Donde hay perdón, allí está Dios. Los seres humanos somos muy capaces de producir el mal, pero no disponemos de energía para restaurar lo que hemos destruido. Recuerdo que hace años leí una frase de Fernando Savater que me llamó la atención. Cito de memoria: “El único desprendimiento del que los seres humanos somos capaces es el desprendimiento de retina”. Somos tan egocéntricos que toda salida de nosotros mismos nos parece una amenaza cuando, en realidad, supone nuestra salvación. Podemos perdonar cuando nosotros mismos hemos experimentado en carne propia que Dios nos perdona. ¿Qué ser humano es tan engreído que crea que no necesita ser perdonado? ¿Quién puede ir repartiendo por la vida amenazas y sentencias sin caer en la cuenta de que el primer sentenciado es él mismo?
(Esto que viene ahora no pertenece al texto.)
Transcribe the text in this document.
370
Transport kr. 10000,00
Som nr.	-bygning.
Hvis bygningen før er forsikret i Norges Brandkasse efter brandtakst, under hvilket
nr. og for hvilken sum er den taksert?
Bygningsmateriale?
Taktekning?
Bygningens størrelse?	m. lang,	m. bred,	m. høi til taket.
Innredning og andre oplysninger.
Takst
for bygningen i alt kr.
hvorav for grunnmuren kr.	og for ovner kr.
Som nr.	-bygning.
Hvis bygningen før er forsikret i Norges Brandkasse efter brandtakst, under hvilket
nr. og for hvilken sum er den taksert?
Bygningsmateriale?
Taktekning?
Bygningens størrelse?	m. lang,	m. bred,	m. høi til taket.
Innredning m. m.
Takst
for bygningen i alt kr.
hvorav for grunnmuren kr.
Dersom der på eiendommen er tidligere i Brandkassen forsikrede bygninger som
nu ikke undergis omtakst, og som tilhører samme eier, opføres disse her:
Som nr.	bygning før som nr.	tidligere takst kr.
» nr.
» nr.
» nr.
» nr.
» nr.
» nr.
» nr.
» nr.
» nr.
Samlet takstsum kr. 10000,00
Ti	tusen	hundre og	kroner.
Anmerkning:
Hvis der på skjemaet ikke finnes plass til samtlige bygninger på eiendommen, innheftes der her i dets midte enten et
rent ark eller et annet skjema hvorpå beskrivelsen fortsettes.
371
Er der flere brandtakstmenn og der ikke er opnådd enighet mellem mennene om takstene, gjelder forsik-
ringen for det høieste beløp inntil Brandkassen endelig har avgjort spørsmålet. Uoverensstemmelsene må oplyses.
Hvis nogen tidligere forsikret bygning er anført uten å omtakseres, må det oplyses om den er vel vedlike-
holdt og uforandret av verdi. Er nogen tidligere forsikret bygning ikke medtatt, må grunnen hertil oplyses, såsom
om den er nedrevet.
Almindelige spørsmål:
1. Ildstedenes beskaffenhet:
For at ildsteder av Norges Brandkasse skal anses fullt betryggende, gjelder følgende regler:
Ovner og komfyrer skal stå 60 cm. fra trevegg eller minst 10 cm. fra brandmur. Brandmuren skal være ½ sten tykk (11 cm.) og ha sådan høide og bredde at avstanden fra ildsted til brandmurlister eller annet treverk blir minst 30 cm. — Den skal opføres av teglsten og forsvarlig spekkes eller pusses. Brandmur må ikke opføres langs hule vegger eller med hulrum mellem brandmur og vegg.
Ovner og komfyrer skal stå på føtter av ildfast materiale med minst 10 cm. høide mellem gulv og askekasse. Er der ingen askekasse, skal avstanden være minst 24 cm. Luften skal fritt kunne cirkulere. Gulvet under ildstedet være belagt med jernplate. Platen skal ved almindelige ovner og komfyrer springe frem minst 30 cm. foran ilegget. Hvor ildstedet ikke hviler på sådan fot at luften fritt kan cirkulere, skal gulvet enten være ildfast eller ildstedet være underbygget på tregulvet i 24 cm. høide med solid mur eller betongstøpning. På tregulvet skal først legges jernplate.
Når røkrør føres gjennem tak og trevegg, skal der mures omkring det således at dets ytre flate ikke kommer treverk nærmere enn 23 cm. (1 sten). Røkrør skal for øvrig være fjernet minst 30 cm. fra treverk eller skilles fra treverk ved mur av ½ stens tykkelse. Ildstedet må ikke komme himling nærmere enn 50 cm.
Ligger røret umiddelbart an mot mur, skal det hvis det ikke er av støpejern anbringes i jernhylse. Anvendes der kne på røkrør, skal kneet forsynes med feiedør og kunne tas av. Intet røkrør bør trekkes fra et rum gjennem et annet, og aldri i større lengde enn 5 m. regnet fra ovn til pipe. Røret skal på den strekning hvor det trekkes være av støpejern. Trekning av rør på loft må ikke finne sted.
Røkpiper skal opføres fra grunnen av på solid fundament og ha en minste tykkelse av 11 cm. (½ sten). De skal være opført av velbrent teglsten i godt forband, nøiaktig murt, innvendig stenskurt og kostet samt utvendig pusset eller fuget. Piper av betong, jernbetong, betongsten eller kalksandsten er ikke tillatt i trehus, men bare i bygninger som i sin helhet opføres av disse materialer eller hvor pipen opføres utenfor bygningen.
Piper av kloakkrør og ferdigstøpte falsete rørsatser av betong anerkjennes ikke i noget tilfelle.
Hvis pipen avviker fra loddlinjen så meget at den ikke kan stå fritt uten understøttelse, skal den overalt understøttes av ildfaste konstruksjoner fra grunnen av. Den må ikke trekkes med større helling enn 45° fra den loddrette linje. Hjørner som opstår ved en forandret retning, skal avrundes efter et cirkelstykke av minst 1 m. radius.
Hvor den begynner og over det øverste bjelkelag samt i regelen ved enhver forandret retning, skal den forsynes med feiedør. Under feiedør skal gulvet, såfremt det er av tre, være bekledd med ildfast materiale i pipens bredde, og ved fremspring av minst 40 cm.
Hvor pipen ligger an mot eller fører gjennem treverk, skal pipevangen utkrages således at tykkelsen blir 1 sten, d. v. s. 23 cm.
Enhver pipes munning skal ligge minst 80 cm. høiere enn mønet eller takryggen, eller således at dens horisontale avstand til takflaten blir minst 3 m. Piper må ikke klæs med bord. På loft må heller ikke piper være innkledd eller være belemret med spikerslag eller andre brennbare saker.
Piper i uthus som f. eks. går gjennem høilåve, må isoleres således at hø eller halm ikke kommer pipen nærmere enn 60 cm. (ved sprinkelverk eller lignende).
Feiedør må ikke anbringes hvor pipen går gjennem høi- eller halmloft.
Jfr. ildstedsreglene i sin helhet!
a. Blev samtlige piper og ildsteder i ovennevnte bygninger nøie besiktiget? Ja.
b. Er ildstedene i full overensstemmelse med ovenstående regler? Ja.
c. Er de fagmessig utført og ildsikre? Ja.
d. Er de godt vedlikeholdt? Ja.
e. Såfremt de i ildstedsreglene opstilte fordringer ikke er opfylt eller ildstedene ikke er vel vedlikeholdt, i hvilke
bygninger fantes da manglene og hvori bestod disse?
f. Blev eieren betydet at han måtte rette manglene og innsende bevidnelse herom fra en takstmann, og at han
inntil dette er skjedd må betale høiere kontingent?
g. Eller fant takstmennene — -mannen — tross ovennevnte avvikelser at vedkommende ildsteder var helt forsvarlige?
Me sorprende la facilidad con que algunas personas se vuelven justicieras cuando su propia vida es un estercolero. Todos los seres humanos necesitamos ser perdonados. Solo entonces podemos prodigar el perdón a los demás. Se trata de una necesidad tan imperiosa que Jesús la incluyó en su oración al Padre al mismo nivel que el pan cotidiano: “Perdona nuestras ofensas como también nosotros perdonamos a quienes nos ofenden”. Quizás podríamos parafrasearla así: “Porque todos los días tú perdonas nuestras ofensas, nos comprometemos también a perdonar a quienes nos han ofendido”. Es muy probable que la película de Cotelo sea un hermoso comentario existencial a esta petición del Padrenuestro. Lo comprobaré cuando me sea posible.